UK and emerging markets left behind in ‘whole rally’
The so-called rally of everything sparked by massive fiscal and monetary stimulus has left some major markets behind while some previous winners have sagged recently, leaving investors with a more complicated investment landscape in 2022.
Since March 2020, governments and central banks have rolled out multibillion-dollar support programs to mitigate the economic impact of the pandemic. This fostered a strong rally and a record return for financial markets, which has been so broad that some analysts and investors have called it “any rally.”
The MSCI All-Country World Index of global equity markets is now on track for its third consecutive year of double-digit returns – its first hat-trick in at least two decades.
Still, some asset classes and entire markets remained significantly more subdued, with UK and emerging equities standing out as those that largely missed the party. At the same time, as central banks prepare to relax some of their stimulus measures to ease inflationary pressures, a number of once-buoyant sectors have taken a turn for the worse in recent weeks.
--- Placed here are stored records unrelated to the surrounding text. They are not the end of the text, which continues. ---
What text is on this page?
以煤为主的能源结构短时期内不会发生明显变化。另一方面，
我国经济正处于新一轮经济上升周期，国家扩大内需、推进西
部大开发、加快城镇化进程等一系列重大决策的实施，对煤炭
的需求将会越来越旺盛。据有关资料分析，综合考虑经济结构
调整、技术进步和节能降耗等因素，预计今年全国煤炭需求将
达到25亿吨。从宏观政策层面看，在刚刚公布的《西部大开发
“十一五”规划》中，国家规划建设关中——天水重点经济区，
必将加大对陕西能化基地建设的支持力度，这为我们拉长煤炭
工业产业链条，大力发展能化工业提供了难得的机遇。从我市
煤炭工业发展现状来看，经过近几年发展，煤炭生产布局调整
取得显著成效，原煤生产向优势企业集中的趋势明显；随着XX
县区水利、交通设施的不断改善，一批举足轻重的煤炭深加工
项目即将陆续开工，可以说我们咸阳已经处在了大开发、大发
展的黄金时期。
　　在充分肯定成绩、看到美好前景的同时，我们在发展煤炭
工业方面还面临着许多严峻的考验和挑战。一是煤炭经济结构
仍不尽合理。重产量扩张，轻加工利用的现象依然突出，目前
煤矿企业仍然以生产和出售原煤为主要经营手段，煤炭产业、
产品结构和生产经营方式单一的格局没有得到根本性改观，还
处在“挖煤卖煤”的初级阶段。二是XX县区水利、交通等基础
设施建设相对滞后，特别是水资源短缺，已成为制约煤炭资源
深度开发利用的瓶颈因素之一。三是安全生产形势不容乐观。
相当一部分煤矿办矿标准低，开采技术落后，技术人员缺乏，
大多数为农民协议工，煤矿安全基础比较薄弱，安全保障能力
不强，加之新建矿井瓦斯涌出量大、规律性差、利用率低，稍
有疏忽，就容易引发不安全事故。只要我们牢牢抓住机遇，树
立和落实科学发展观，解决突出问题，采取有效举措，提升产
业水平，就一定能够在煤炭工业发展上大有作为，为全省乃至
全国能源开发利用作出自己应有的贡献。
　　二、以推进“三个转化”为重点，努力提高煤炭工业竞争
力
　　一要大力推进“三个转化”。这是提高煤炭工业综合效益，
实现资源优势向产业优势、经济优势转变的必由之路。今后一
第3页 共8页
“The ‘whole rally’ is a myth, it’s a misconception,” said Nikesh Patel, head of investment strategy at Kempen Capital Management. “The clues go up but it hides a lot of things underneath. There are a lot of ships sinking right now.
An MSCI gauge that tracks UK stocks has risen around 13% this year in US dollar terms, behind the 17% gain for the index provider’s broad All-World barometer and the 26% rise for the US benchmark as of December 28.
It is not a new phenomenon. Over the past decade, the MSCI UK Index has gained only 11 percent in dollars, far less than the 69 percent gain for the MSCI Europe gauge. The MSCI US Index rose 287 percent during this period.
Including dividends – a major component of UK stock market returns – they have beaten European equities this year, but still generated less than half of MSCI Europe’s total return of over 130% over the past 10 years. last years.
Although investors have increased their allocation to the UK slightly over the past month, according to Bank of America’s latest survey of fund managers, it remains by far the most hated market, for reasons ranging from Brexit to the scarcity of fast growing tech stocks in the UK. .
Yet even the most devious “value stocks” in less prestigious industries are now trading at a discount in the UK, said Robert Buckland, global head of equity strategy at Citi. “The UK has become a kind of aerial stock market,” he added. “If I’m a global fund manager and feel nervous about US stocks because they’ve done so well and look expensive, I’ll take a plane to JFK and fly to Frankfurt or Hong Kong. “
Equity markets in developing countries have also collapsed in recent times despite the favorable environment and the resurgence in commodity prices, and have now suffered a dismal decade.
The MSCI Emerging Markets Index started 2021 in good shape, climbing more than 10% in the first two months of the year, but has since been dragged down by Beijing’s regulatory crackdown on several major industries, hurting many actions which now constitute a large part of the benchmark. At the end of December, the index had fallen by 5% in 2021, reducing its 10-year gain to 34%, even below the modest appreciation of the British FTSE 350 gauge.
In commodities, the big loser has been an asset that many investors might have expected to benefit from the overactive policy of the central bank and the acceleration of inflation: gold. The price of a troy ounce of the precious metal has fallen by around 4% this year.
Even in superficially endemic markets like the United States, some regions have either failed to benefit from the recovery or have fallen apart in recent months as central banks prepare to tighten monetary policy.
By mid-December, nearly a third of Nasdaq Composite shares had lost more than 50% from their 200-day high, according to Société Générale. Meanwhile, just five stocks – Apple, Microsoft, Nvidia, Tesla and Alphabet – have contributed more than half of the S&P 500’s returns since April, according to Goldman Sachs.
Analysts say the potential return of unloved markets depends on whether or not inflation continues to be high and how central banks react. Few see a return for the UK, but some believe emerging markets now look attractive.
JPMorgan stock analysts believe emerging market equities will return 18% in 2022 thanks to a combination of growing corporate earnings and fears of an intensification and extension of China’s regulatory crackdown. Many investors agree. BofA’s survey of fund managers indicated that emerging market equities are expected to produce the best returns in the coming year.
Yet the combination of still robust economic growth, above-normal inflation and stubbornly low interest rates means stocks overall are still the best bet overall, according to chief strategist Wei Li. investments at the BlackRock Investment Institute.
“We expect next year to be another year of high for equities and one year of low for fixed income,” she said.